Ik wil u meenemen in een korte reis door de tijd, misschien wel toepasselijk, zo aan het begin van een nieuw jaar en eeuw. Ik wil u iets vertellen over de geschiedenis van Natuurwetenschap & Techniek.

Het maandblad Natuurwetenschap & Techniek verschijnt al sinds 1932 (daarvoor was er al een soort kwartaaleditie onder de naam Natuurwetenschap & Vernuft). Het tijdschrift was toen zo'n vijftig pagina's dik, met mooie zwartwitfotografie. Wat u het meest opvalt is het formaat. Jazeker, Natuurwetenschap & Techniek startte ooit op magazineformaat. Het blad is in 1932 opgericht bij uitgeversmaatschappij Elsevier. In een brochure over het blad lezen we:

“Natuurwetenschap & Techniek: het lijken twee afzonderlijke werelden, maar toch hoeveel technische wonderen zijn er niet in de natuur te vinden en hoeveel technische uitvindingen hebben niet hun ontstaan te danken aan de bestudering der natuur. Niet ten onrechte wordt de 20e eeuw (in 1932 vond men dat al) die der techniek genoemd.
Met opzet hebben wij in den naam van ons nieuwe maandblad de Natuurwetenschap voorop gezet. Zij heeft zonder enige twijfel de eerste rechten, hoe oud ook de menschelijke techniek moge zijn.

Verbluffendste voortbrengselen
Het Nederlandse publiek op populair-wetenschappelijke wijze in kennis te stellen met de nieuwste uitvindingen en verbluffendste voortbrengselen van de moderne techniek en met de jongste onderzoekingen en merkwaardigste ontdekkingen op het gebied van de natuur, den technicus belangstelling in te boezemen voor plant en dier, dat is het ideële doel van het maandblad Natuurwetenschap & Techniek.”
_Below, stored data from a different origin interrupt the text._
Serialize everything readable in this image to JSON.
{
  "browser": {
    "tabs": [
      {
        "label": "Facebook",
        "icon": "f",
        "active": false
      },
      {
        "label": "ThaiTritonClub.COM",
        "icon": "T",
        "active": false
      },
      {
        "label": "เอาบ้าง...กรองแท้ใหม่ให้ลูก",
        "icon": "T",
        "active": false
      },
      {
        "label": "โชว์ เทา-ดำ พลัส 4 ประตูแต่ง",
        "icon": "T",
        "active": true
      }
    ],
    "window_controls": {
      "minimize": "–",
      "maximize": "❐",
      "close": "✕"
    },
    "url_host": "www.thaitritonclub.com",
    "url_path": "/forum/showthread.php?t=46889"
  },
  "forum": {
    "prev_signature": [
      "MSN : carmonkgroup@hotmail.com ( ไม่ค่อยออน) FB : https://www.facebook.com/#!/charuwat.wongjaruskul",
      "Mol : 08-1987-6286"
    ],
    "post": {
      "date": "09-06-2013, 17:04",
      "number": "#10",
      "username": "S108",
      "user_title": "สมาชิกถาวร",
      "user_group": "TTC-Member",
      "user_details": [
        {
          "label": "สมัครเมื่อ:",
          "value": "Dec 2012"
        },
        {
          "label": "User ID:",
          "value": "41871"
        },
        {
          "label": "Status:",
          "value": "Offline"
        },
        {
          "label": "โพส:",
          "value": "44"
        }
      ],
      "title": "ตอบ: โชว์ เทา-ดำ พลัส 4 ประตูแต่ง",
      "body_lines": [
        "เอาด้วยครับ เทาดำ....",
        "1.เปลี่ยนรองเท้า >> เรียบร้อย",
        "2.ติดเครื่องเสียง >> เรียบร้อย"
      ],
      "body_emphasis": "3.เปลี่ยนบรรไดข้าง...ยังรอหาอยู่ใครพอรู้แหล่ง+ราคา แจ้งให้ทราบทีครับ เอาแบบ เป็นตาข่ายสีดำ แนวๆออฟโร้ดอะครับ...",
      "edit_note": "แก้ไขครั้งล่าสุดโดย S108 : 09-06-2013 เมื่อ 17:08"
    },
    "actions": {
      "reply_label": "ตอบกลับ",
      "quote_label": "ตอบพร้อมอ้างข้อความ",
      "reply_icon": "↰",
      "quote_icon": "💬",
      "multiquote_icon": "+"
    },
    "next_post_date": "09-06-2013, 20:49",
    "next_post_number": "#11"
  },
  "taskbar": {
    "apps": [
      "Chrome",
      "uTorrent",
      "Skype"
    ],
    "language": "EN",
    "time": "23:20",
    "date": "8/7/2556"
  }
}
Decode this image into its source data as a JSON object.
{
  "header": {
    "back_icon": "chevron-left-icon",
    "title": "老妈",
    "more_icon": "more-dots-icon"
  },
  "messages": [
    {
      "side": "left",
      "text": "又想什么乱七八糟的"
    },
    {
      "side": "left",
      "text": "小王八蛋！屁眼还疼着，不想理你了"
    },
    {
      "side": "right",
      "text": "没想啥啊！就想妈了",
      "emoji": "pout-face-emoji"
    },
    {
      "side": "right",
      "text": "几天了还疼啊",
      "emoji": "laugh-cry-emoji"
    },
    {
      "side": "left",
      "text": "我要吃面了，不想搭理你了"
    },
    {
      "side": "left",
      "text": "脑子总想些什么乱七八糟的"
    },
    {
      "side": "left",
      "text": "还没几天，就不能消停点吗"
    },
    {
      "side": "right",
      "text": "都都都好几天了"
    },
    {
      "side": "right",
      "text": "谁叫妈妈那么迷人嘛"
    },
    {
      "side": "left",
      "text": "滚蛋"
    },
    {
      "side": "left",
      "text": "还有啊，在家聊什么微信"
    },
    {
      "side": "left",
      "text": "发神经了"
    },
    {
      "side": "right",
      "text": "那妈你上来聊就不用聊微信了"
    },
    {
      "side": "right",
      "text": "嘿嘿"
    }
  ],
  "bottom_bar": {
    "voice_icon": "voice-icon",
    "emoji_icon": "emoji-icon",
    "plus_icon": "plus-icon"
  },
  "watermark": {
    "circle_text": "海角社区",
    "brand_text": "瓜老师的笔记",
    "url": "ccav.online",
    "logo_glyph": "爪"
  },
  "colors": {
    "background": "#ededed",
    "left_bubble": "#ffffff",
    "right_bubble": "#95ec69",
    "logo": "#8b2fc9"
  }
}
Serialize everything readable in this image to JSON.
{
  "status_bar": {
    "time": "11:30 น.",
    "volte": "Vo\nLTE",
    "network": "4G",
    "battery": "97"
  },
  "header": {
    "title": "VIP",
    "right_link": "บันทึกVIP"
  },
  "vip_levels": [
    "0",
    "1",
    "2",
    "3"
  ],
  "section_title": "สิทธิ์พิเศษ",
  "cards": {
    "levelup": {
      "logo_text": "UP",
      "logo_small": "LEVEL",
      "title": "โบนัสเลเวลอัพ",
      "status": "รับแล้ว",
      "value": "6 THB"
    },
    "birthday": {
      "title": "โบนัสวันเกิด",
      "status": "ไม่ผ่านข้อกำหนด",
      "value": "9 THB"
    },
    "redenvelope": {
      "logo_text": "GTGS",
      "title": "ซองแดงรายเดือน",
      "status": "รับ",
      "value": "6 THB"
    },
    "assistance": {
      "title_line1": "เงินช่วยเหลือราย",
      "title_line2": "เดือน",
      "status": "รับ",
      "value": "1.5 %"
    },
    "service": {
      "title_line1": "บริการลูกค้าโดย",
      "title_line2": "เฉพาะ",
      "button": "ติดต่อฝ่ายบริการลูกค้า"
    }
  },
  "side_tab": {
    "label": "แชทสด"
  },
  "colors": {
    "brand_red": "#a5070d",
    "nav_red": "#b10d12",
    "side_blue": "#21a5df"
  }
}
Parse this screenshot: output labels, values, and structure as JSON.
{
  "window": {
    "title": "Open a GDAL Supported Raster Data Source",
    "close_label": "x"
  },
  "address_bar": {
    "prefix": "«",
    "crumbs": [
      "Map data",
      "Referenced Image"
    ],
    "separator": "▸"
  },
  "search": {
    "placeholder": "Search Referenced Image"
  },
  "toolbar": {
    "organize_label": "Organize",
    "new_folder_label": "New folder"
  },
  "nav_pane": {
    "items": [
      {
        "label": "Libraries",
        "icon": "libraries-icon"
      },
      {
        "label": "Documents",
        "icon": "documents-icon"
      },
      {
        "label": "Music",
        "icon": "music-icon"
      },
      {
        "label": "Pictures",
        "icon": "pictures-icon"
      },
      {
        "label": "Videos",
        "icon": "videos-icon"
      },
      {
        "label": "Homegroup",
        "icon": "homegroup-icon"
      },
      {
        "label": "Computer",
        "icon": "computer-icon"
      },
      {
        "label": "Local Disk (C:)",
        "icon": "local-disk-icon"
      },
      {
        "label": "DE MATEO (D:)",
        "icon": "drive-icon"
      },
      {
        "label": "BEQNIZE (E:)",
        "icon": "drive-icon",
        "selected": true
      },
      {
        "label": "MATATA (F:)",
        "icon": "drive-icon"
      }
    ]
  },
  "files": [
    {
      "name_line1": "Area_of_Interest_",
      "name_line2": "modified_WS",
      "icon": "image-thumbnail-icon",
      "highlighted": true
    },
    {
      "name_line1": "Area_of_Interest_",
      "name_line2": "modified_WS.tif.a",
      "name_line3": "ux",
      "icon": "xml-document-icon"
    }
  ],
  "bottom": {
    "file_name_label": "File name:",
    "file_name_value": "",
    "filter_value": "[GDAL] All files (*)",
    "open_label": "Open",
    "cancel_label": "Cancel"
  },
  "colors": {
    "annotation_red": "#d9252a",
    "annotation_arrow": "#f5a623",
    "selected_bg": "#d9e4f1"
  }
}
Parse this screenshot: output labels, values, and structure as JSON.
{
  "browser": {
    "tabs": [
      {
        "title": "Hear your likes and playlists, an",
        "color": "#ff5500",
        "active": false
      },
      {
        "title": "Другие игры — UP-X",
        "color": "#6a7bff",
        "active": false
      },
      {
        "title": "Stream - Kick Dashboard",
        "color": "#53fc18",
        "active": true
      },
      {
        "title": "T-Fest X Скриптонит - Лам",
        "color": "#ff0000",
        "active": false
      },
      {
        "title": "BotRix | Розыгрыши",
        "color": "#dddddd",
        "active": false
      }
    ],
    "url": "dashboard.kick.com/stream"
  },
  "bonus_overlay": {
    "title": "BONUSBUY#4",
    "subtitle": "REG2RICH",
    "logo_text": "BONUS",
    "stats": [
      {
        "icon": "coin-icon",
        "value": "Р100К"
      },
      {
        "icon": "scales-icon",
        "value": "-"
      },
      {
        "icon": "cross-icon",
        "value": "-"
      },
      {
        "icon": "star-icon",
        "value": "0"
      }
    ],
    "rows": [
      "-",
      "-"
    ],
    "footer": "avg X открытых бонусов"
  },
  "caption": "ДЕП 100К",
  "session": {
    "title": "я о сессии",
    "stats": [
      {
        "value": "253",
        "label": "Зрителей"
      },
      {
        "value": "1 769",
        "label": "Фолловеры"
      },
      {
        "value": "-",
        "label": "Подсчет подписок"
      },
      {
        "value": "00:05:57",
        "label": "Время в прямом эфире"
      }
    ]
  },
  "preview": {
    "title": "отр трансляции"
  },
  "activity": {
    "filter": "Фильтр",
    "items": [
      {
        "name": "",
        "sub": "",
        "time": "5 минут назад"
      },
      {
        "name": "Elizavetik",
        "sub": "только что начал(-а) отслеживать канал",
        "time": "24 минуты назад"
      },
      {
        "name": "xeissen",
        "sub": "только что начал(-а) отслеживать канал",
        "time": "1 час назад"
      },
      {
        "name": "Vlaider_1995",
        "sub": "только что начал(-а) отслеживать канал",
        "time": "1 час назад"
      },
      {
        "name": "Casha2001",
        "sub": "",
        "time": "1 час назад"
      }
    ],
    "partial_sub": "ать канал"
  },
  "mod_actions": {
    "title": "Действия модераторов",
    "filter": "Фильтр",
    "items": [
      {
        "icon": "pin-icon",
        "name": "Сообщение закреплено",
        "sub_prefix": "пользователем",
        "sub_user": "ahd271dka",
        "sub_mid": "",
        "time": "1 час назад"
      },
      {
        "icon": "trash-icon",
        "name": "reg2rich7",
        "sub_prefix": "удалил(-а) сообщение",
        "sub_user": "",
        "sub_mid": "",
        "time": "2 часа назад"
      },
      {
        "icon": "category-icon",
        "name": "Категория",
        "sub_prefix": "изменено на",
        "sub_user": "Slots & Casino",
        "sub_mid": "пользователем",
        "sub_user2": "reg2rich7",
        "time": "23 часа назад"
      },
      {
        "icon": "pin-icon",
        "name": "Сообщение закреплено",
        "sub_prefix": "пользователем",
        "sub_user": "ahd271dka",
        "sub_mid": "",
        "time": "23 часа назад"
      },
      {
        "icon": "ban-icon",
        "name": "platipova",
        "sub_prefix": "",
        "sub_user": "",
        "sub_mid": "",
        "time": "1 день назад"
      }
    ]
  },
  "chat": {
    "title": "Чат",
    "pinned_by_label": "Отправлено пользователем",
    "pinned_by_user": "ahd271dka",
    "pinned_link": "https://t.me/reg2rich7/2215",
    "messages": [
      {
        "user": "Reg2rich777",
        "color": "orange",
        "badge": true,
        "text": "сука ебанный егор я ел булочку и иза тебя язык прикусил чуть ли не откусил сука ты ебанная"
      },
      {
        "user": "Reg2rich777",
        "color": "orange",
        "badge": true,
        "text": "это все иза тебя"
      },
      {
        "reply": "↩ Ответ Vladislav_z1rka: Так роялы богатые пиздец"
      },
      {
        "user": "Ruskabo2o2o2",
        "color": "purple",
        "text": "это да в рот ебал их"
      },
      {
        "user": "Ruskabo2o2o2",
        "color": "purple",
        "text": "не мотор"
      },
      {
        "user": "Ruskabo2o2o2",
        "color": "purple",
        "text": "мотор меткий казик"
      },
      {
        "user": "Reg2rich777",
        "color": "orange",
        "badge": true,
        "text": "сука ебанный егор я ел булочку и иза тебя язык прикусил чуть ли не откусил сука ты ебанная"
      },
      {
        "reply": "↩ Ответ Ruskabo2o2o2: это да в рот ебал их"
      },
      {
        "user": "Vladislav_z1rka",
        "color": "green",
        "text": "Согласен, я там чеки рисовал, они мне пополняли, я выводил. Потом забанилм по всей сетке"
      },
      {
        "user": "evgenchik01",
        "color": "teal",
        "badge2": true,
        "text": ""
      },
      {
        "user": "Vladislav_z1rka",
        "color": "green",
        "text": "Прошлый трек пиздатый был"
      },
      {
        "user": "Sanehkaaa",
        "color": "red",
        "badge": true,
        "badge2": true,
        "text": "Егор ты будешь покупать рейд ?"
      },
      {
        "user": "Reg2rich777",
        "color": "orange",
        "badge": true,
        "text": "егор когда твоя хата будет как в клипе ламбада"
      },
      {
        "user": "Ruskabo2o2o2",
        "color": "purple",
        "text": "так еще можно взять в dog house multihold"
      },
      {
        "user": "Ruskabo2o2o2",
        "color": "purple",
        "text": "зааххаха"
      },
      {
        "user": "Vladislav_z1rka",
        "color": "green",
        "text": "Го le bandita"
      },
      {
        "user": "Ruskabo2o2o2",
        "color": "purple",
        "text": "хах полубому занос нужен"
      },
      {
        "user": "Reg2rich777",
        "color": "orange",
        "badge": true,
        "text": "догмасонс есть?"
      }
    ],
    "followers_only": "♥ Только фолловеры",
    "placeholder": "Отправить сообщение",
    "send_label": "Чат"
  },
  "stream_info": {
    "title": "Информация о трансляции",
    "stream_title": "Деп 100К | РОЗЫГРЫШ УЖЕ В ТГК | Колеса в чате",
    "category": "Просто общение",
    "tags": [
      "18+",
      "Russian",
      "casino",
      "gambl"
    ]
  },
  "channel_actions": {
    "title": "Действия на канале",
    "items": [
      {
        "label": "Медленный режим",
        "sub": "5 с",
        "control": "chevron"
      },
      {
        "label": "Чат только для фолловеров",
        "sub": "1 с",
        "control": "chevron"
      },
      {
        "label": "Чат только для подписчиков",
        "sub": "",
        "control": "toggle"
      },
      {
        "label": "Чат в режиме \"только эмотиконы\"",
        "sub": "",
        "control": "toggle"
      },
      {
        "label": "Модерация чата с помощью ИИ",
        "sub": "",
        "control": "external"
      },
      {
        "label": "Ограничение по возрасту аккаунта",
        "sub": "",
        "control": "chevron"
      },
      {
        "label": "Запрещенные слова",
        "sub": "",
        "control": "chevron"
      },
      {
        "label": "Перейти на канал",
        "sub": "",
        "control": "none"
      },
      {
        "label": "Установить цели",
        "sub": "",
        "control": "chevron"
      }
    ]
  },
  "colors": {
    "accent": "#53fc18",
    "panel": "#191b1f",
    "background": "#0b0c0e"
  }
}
Wat lezen we in Natuurwetenschap & Techniek? Mooie verhalen over of de natuur wreed is of niet, over het opnemen van geluidsfilm, over mineralen, over Zeppelins, over auto's, over elektriciteit, geneeskunde, plantkunde – over al die onderwerpen waar Natuurwetenschap & Techniek nu ook nog overschrijft. Het niveau van toen was wel anders. Je zou het Natuurwetenschap & Techniek van de jaren dertig het meest kunnen vergelijken met een jongerenblad voor middelbare scholieren van rond de 12, 13 jaar. Een leuk blad, goed verzorgd, maar het lijkt niet in de verste verte op wat het blad een kleine zeventig jaar later zou zijn.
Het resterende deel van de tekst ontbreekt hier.